The list of awardee accomplishments certainly demonstrated their value as federal employees. That list is too long to replicate here, but the SEA provided summaries of their accomplishments, including these:
* Johnie Jenkins of the Agricultural Research Service helped “eradicate the boll weevil and increase resistance to nematodes, bollworms and plant bugs.”
* Russell Frasz “combined 82 Air Force base tuition assistance programs into one entity,” resulting in saving $20 million and 35 percent of staff time.
* Venkatachalam “Ram” Ramaswamy of the Commerce Department “enabled the development of a single global modeling system … the first of its kind in the world, which reduced the cost and increases the speed for forecasting extreme weather events.”
* Soraya Correa of the Department of Homeland Security reduced the response time for Freedom of Information Act “requests from 80 to 20 days and enabled the E-Verify system to process 25 million employment verification inquiries at an accuracy rate of 98.8 percent while maintaining a 3 to 5 second response rate.”

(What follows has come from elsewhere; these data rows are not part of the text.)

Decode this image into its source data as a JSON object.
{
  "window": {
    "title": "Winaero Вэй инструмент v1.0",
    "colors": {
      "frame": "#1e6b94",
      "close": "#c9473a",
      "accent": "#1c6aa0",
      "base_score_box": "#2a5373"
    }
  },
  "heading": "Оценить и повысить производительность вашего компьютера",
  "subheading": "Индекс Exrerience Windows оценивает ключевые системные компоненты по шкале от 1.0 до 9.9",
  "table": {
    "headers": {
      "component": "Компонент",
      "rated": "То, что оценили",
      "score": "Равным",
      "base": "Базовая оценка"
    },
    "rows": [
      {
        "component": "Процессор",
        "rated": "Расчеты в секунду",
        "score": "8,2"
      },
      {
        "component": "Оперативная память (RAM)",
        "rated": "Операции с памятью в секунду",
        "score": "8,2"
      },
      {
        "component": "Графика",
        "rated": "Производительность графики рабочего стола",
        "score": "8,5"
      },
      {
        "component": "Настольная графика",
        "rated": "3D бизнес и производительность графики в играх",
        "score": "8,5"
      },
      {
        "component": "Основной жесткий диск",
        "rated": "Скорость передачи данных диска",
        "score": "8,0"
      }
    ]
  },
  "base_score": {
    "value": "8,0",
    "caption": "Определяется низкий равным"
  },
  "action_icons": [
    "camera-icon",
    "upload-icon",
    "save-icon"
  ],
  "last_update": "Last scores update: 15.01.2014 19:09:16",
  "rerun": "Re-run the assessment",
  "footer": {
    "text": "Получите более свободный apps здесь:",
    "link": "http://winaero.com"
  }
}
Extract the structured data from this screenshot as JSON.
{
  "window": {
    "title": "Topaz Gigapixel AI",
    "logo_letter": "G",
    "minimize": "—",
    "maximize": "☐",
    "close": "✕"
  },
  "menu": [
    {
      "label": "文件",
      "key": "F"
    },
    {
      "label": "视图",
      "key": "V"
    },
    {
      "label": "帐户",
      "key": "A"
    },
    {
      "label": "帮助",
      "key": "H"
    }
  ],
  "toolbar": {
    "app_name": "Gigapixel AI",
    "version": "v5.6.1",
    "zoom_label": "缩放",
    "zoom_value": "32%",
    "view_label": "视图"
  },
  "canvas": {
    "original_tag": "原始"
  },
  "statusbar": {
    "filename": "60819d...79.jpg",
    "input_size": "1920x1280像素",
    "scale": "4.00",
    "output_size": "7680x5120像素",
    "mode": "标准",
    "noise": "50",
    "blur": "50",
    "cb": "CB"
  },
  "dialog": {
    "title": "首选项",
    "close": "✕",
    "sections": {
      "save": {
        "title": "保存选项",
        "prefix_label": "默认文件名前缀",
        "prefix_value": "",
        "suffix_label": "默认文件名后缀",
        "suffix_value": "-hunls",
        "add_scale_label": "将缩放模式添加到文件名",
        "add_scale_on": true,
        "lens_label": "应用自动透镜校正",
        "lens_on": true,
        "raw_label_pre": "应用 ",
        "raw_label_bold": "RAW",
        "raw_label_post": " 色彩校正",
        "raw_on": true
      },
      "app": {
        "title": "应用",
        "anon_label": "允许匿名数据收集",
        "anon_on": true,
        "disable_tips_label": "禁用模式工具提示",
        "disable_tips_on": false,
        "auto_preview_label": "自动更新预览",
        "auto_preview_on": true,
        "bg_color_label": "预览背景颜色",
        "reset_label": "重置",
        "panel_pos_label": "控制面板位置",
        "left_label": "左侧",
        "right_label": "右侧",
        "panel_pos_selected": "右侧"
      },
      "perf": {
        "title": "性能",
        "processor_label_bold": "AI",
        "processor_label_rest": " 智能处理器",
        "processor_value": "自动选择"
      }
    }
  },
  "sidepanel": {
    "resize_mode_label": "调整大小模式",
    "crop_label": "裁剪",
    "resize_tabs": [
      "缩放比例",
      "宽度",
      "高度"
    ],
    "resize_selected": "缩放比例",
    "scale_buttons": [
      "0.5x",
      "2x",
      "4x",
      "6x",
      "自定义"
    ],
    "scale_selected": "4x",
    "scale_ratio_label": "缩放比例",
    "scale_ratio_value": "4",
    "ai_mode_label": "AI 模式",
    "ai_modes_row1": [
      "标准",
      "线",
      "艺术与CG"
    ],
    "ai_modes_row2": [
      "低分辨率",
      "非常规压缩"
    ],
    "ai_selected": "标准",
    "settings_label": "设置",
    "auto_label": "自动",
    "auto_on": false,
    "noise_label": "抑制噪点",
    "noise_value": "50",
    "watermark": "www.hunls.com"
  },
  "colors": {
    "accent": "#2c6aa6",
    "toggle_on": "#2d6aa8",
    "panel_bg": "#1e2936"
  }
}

* Lisa Pape managed Department of Veterans Affairs programs that “achieved a 47 percent decrease in veteran homelessness since 2010, including a 17 percent decrease between January 2015 and January 2016.”
* Sherri Berger of the Centers for Disease Control and Prevention worked to increase the agency’s “budget in a difficult environment, including securing billions in funding for opioid abuse, antibiotic resistance, as well as the Ebola and Zika emergencies.”
The senior executives’ summit came one day after the release of the Best Places to Work in the Federal Government report. It showed declining federal employee engagement at most agencies under the Trump administration. Valdez said the actions of political leaders “in Congress and elsewhere … have not been helpful to morale-boosting employee engagement in the federal workforce.”
Asked how President Trump’s Oval Office declaration Tuesday — that he would be “proud to shut down the government for border security” — affected senior executive morale, Valdez deflected to the problems and the “great deal of frustration” temporary budget measures cause employees.
“We’re hopeful that there will not be a shutdown,” he said. “We look forward to getting on with the business of government.”
Pressed, Valdez said he did not want to get into the politics surrounding Trump’s statement.
“The career SES, we’re nonpartisan,” Valdez said. “They follow the direction of the commander in chief. And if he thinks it’s a good idea to shut down the government, then everybody will salute, and you know those agencies affected will do their best to manage under those resources.”